Improving Reporting on Mortality Outcomes for Value-Based Reimbursement

For hospitals to receive accurate quality rankings and value-based reimbursements, it’s important for patients’ clinical information to be documented consistently. By identifying missed coding opportunities in high-acuity services, The Ohio State University Wexner Medical Center improved their key mortality ratio score.
OSUWMC’s acute care surgery service saw a .45 decrease in its mortality ratio, and their neurosurgery service saw a .43 decrease. A score of 1.5 indicates a hospital’s mortality rate is higher than expected and a score of .5 indicates the mortality rate is lower than expected.

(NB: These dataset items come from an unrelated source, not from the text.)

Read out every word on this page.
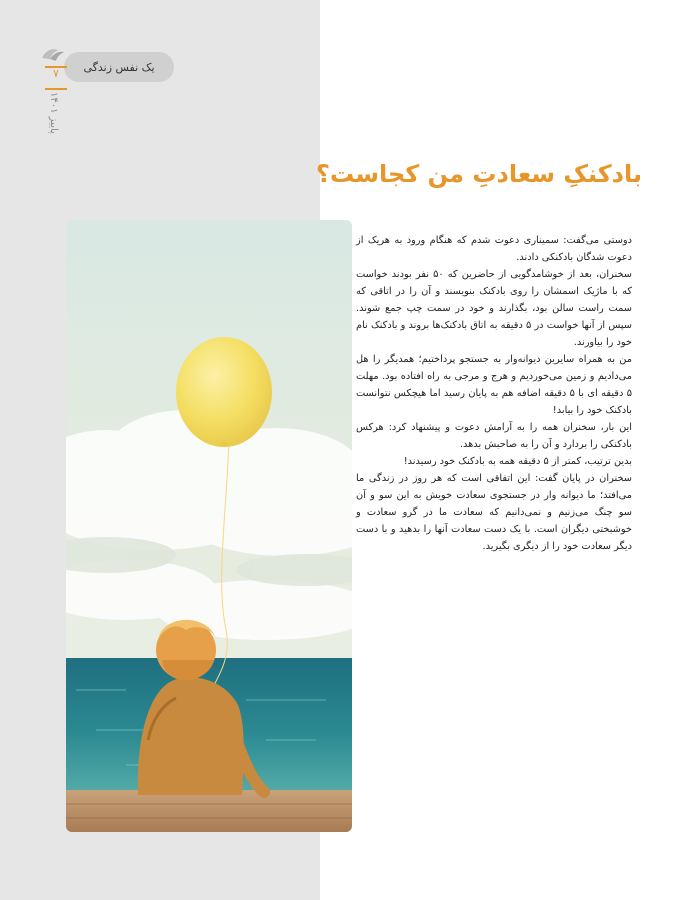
یک نفس زندگی
۷
پاییز ۱۴۰۱
بادکنکِ سعادتِ من کجاست؟

دوستی می‌گفت: سمیناری دعوت شدم که هنگام ورود به هریک از دعوت شدگان بادکنکی دادند.

سخنران، بعد از خوشامدگویی از حاضرین که ۵۰ نفر بودند خواست که با ماژیک اسمشان را روی بادکنک بنویسند و آن را در اتاقی که سمت راست سالن بود، بگذارند و خود در سمت چپ جمع شوند. سپس از آنها خواست در ۵ دقیقه به اتاق بادکنک‌ها بروند و بادکنک نام خود را بیاورند.

من به همراه سایرین دیوانه‌وار به جستجو پرداختیم؛ همدیگر را هل می‌دادیم و زمین می‌خوردیم و هرج و مرجی به راه افتاده بود. مهلت ۵ دقیقه ای با ۵ دقیقه اضافه هم به پایان رسید اما هیچکس نتوانست بادکنک خود را بیابد!

این بار، سخنران همه را به آرامش دعوت و پیشنهاد کرد: هرکس بادکنکی را بردارد و آن را به صاحبش بدهد.

بدین ترتیب، کمتر از ۵ دقیقه همه به بادکنک خود رسیدند!

سخنران در پایان گفت: این اتفاقی است که هر روز در زندگی ما می‌افتد؛ ما دیوانه وار در جستجوی سعادت خویش به این سو و آن سو چنگ می‌زنیم و نمی‌دانیم که سعادت ما در گرو سعادت و خوشبختی دیگران است. با یک دست سعادت آنها را بدهید و با دست دیگر سعادت خود را از دیگری بگیرید.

To improve their mortality index, OSUWMC collected Epic data on patients in high-acuity surgical services for eight months. After reporting on the most commonly overlooked codes and training residents on documentation best practices in Epic, three of the four services showed sustained improvement.
In addition to improving the mortality index, consistent coding helps ensure that all of the patient’s information is captured for a complete picture of their clinical journey.
“I think one of the greatest parts about this study is we saw that there were similar high-missed codes on a majority of these services,” said Dr. Chelsea R. Horwood, a surgeon at OSUWMC who led the study. “Once we taught the people this is what is being missed, this is what needs to be captured, it got applied, I think, more broadly.”